Play To Your Base

Posted by Sharon Danosky | Posted in The Philanthropy Therapist | Posted on 19-10-2011


Play to your base.  Who am I talking about?  They’re the people you always turn to.  They’re there when you need them.  They take your phone calls, open your e-mails, answer your letters.  But, alas, they are also the ones you take for granted.  You forget to write, you never call, you think about them only when you have to.  I’m talking about your loyal donors!  You know … the people who give to you every year.  Oh yes …..   them.

It’s said that you always treat those you care about with the greatest carelessness.  After all, they will love you regardless because, well, because they love you. 

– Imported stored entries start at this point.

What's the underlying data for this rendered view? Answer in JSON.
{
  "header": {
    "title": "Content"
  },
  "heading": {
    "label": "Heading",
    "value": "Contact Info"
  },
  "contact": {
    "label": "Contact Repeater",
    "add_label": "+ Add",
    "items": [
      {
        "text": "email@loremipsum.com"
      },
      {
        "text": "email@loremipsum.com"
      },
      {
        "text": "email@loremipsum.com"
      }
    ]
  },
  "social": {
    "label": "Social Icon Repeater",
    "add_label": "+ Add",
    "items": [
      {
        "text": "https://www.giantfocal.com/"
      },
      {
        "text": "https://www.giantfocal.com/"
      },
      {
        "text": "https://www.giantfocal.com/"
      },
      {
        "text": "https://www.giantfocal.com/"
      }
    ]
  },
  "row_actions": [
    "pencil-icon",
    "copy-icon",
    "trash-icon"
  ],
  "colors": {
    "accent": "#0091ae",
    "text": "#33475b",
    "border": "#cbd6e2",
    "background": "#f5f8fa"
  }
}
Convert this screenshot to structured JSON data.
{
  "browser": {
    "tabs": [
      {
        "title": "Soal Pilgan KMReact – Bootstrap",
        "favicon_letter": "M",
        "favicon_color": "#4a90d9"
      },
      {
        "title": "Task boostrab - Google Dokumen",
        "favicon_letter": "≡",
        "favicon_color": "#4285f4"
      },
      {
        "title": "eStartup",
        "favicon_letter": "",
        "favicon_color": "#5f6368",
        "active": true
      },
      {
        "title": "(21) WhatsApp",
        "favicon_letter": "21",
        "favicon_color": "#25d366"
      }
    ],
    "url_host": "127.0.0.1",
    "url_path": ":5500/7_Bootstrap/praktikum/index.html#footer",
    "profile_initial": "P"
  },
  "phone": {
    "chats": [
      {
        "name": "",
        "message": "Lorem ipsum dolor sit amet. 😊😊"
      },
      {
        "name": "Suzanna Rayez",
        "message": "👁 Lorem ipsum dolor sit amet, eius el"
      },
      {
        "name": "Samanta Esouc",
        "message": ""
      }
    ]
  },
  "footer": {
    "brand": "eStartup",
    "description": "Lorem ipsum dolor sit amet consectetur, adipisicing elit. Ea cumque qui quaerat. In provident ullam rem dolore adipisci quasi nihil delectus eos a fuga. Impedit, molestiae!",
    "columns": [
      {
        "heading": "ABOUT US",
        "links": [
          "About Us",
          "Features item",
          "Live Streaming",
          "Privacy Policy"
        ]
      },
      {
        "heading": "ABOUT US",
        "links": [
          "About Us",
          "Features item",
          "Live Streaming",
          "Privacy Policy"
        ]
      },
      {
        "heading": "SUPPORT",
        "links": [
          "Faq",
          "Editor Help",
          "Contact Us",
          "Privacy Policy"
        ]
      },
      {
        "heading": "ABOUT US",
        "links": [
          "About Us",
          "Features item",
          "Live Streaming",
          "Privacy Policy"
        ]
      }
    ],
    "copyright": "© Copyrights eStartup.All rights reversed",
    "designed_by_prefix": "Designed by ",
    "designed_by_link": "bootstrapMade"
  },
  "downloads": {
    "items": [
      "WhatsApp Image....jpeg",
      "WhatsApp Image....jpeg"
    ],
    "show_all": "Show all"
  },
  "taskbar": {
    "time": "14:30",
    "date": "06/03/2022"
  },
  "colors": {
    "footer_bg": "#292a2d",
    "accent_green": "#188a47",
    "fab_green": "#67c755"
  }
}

And so off we go – planning the next gala event, doing the special open house, let’s have a country cook-out.  We’ll get lots of people there, all kinds of new people and introduce them to our organization.  We’ll shower them with cheap little gifts and make them feel special.  And then what?  Relegate them to a database never to be heard from again?  So often, that is exactly what we do.

I don’t know about you, but I get very upset with my bank, or hair salon, or my car dealer, when they offer these great specials for first-time whatever’s.  I stand there and say “What about me?  I’ve been loyal to you for years.  Don’t I deserve a first-time whatever?”

 I assure you, that is exactly what your donors feel.  You make a big deal about getting new people in – and then you don’t do anything to thank your loyal donors.  And here’s the kicker – your loyal donors are actually the best people to introduce new people to your organization.  Yep.  It’s true.  And the people they bring to you will probably stay loyal because they were referred by a friend.  Today, with the incredible power of social networks, helping donors to reach out to their friends holds more potential than almost anything else (with the exception of their personally inviting a friend to an event or activity).  It is tantamount to word-or-mouth referrals.  Yet, we still try to find new ways of cold calling. 

Furthermore, we never really cultivate the donors we have.  We send a perfunctory thank you and figure we’re done until the next time we have to ask.  (How would that make you feel).  And how easy it is to keep donors connected.  E-mails sharing wonderful stories.  Postings on your Facebook Wall for them to share.  Last night I was sitting next to someone who shared that the organization she is supporting is giving a “thank you” reception for their donors.  How nice.  Thanking donors and engaging donors shouldn’t be an afterthought.  It should be a primary thought.  What’s the best way to find a new customer – through the customers you have. 

So, instead of being so fickle, – try playing to your base.  Love them, cherish them, treasure them – and they will do anything they can to help you.

Comments (1)

Hey, nice post. But, I think we have to do both new donors and long-term donors–and it’s not hard to do both either. If we care about people, they will care about us…

We need a strong Culture of Appreciation all the way through the organization. Stop with the robot thank yous, and start to put more “in the moment” thanks so that we can “feel” that you know us.